A distinctive difference between our bodies and brains
Since every cell, tissue and organ require water to work properly, it is crucial to hydrate your body. Removing waste, maintaining proper body temperature, and lubricating your joints are just a couple of the important benefits.
On average our bodies contain 60% water, 20% protein, 15% fats, 2% carbs and some vitamins and minerals. In case of our brains, water content is even more prevalent. The figures approximately look like this: 80% water, 11% fats, 8% protein, 3% vitamins and minerals and a pinch of carbs. As a result, it is safe to say water is one of the most important brain nutrients of all.
The thirsty brain
Beside constituting most of its weight, water plays an important role in every chemical reaction in the brain. In fact, brain cells require a delicate balance of water and other elements such as minerals and salts to work properly. (Amiry-Moghaddam M, Ottersen OP. Nature Reviews Neuroscience 2003; 4:991–1001) Further, water is indispensable for energy production. It carries oxygen, which is needed for your working cells to breath and burn sugar to produce energy. H2O also has a structural role and it fills in the spaces between brain cells and it helps to absorb nutrients and get rid of waste products.
When water supply is too low we become dehydrated and the body can’t carry out its normal functions. This can be extremely dangerous, especially to our brains. As little as 3 to 4 percent decrease in water intake can reduce our cognitive functions. As a result, it can cause brain fog, reduced energy, headaches and mood swings. (Popkin BM et al. Nutrition Reviews 2010; 68:439–458) 3-4 percent sounds like a very small amount of water, you say?

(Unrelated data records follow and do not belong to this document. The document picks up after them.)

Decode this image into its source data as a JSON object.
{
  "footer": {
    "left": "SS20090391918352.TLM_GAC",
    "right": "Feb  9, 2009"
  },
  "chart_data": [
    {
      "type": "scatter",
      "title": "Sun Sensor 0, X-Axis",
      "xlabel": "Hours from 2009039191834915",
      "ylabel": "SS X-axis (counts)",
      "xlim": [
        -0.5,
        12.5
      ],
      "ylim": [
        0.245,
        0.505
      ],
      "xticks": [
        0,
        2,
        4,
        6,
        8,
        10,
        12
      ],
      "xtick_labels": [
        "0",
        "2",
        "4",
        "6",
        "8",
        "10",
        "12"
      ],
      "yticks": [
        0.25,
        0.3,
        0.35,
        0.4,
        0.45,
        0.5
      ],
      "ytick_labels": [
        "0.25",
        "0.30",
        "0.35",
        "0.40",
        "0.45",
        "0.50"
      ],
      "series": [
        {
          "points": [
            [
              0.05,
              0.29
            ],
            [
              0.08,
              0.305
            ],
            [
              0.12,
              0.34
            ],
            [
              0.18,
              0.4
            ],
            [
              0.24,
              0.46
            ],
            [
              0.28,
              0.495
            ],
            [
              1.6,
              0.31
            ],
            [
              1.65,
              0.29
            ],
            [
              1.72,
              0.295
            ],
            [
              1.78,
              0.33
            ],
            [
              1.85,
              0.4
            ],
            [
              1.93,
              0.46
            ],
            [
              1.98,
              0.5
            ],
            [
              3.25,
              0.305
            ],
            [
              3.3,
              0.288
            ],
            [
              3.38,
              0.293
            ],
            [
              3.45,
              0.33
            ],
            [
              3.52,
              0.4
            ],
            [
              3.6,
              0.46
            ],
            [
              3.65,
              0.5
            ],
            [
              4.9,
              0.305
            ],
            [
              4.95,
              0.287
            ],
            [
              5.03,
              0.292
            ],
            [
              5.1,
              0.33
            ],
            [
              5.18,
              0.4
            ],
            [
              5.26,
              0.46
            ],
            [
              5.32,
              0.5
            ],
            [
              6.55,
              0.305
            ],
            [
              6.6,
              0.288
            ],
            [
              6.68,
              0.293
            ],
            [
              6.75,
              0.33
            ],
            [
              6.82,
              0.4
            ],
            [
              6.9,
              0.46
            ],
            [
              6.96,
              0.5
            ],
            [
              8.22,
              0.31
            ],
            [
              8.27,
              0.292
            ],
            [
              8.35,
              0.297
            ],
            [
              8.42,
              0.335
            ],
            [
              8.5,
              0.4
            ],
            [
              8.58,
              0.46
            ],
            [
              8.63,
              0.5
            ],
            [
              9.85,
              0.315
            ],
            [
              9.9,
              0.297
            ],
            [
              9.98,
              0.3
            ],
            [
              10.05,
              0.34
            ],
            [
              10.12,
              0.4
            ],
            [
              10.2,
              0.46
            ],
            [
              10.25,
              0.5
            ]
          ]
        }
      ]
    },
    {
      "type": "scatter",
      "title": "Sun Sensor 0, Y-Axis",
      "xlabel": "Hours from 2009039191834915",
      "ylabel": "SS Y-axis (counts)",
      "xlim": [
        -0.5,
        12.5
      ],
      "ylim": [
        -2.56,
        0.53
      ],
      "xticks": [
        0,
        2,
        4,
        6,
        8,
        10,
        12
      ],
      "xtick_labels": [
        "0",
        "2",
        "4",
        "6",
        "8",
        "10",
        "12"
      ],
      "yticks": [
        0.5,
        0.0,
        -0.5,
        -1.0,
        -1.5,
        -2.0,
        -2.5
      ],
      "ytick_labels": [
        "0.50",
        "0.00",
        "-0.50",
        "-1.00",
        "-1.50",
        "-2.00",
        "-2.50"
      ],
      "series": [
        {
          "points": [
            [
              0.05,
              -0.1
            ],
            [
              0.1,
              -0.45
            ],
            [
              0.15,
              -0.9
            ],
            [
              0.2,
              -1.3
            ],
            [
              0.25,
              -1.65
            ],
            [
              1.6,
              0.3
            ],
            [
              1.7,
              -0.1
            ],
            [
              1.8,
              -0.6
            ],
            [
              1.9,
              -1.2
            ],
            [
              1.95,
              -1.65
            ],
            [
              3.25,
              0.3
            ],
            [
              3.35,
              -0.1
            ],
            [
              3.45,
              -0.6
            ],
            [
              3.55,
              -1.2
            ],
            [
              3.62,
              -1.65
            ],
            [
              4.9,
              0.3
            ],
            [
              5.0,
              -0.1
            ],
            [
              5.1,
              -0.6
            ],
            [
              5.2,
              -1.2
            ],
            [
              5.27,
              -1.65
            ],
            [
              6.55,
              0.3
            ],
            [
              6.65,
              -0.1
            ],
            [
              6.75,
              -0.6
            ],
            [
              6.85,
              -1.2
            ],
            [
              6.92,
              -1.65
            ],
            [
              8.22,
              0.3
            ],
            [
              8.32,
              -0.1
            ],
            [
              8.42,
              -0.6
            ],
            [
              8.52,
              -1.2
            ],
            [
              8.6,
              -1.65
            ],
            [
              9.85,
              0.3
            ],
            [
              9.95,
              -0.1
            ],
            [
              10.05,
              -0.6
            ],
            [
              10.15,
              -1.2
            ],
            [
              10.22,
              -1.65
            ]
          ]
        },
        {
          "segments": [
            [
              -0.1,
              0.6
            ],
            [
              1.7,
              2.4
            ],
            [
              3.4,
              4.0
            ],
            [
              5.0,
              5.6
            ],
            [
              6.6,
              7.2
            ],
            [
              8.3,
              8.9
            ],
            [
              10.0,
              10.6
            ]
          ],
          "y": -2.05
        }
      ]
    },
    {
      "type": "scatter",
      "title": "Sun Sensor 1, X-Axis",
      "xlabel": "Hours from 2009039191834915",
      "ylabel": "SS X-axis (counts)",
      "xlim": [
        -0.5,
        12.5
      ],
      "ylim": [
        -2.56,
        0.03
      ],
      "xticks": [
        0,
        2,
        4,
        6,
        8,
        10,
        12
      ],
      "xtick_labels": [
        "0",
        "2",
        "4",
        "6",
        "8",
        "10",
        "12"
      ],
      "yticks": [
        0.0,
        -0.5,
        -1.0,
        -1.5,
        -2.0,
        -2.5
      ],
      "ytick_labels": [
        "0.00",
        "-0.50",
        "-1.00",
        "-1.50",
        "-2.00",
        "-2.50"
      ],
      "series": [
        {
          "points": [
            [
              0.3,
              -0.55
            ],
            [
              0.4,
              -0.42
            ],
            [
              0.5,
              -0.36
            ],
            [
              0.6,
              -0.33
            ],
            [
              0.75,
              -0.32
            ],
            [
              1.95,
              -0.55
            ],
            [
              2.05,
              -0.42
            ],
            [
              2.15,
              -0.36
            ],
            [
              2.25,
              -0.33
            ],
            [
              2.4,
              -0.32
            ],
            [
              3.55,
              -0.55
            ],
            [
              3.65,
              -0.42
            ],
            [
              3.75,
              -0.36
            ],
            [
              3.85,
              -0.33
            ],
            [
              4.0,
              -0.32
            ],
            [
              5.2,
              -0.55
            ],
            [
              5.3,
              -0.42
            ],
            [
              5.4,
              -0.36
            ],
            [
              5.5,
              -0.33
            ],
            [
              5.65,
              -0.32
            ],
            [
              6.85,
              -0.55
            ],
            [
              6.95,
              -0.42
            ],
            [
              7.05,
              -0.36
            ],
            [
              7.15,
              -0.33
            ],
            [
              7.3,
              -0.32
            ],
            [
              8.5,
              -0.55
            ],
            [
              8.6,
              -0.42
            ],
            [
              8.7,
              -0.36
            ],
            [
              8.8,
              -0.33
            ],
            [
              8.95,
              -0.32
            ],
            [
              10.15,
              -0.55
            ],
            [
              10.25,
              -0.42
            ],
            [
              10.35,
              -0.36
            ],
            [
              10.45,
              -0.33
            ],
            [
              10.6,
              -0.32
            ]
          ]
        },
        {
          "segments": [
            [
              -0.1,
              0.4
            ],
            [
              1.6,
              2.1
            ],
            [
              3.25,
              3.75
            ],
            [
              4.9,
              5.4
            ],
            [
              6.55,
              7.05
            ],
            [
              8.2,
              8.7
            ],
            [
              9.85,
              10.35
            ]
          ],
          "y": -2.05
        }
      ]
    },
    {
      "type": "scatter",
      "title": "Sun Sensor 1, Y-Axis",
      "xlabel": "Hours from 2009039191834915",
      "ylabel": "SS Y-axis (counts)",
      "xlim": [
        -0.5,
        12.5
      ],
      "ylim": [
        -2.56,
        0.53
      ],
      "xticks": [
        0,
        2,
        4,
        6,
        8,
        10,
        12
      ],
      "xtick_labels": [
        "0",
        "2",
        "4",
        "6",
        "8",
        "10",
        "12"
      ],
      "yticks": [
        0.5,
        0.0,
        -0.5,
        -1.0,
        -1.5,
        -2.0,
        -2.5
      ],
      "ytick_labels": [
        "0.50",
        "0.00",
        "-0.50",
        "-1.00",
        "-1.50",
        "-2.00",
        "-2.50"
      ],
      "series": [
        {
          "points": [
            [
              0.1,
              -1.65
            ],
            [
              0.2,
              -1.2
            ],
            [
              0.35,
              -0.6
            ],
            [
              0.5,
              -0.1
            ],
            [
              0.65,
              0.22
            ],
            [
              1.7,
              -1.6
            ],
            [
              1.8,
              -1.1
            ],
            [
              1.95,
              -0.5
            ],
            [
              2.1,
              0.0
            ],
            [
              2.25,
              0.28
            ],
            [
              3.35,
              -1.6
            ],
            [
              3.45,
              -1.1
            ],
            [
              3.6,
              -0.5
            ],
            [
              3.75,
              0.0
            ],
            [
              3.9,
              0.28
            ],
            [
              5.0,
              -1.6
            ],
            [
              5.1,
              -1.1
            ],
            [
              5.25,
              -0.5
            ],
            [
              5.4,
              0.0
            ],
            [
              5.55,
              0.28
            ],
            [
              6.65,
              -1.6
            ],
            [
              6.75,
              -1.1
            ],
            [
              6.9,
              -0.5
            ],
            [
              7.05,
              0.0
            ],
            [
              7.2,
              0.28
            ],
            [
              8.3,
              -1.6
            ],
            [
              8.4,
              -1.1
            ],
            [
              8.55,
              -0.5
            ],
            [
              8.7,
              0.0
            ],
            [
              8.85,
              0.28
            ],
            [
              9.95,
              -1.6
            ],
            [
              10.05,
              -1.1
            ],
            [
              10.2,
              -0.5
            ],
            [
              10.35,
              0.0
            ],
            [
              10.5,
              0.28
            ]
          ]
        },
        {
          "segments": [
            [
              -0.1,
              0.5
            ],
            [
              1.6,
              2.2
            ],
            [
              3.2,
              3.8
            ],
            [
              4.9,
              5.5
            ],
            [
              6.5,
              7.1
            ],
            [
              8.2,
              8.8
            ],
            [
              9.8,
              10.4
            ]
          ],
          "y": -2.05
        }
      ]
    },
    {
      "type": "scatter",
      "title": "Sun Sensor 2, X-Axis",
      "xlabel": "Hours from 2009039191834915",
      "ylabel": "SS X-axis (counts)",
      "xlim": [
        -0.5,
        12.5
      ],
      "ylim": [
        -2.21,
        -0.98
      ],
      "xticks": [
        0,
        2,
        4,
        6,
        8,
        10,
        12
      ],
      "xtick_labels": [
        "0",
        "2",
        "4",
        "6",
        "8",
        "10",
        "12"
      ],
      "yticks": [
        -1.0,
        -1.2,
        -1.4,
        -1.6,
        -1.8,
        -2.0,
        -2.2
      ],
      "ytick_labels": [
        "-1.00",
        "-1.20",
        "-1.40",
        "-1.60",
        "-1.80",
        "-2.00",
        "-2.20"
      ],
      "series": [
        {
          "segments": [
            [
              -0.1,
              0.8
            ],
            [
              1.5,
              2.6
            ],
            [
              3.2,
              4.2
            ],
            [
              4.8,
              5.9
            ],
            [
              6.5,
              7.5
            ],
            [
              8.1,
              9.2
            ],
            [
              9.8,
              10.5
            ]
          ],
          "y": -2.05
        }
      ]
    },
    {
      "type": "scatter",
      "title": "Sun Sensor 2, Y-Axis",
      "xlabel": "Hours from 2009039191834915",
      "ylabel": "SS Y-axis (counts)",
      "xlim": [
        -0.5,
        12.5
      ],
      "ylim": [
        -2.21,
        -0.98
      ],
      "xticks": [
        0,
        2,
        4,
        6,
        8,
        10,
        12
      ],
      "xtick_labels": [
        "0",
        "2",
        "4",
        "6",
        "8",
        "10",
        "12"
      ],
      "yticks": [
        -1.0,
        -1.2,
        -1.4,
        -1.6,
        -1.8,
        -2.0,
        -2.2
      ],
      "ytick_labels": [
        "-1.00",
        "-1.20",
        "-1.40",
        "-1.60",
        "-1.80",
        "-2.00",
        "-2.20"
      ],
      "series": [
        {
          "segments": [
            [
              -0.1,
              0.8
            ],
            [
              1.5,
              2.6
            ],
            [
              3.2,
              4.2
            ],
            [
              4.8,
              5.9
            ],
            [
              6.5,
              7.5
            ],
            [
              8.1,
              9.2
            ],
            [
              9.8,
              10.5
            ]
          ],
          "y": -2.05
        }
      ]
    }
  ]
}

This is especially disconcerting, since dehydration can actually accelerate the brain shrinkage that occurs with aging and dementia. MRI studies show that several parts of the brain appear to get thinner and lose volume due to not enough water consumption.(Streitburger DP et al. PLoS One 2012; 7:e44195)
How much water do we need to drink?
Fortunately we can completely eliminate the effects of dehydration by simply drinking enough water. But what is exactly enough to hydrate your body and mind? This is definitely a controversial topic and there is probably no accurate answer. However the often recommended eight 8-ounce glasses a day is backed by researches from a mental performance perspective. (Benefer MD et al. European Journal of Nutrition 2013; 52:617–624). We can’t substitute water, but a couple of other fluids can help keep hydrated. (Read my other post on Matcha Green Tea.)
Some real hands on brain benefits please
In an experiment in the UK several participants completed a mental test. One of the groups only consumed a cereal bar alone before the test and the other also had 3 cups of water. The latter team had significantly faster reaction times compared to those who didn’t drink water. (Edmonds CJ et al. Frontiers Human Neuroscience 2013; 7:363)
The advantages of thinking faster can be rewarding. Think about an exam with a strict deadline or a day in the office when you receive 100 emails.
So the prescription is quite simple: keep your body and mind hydrated.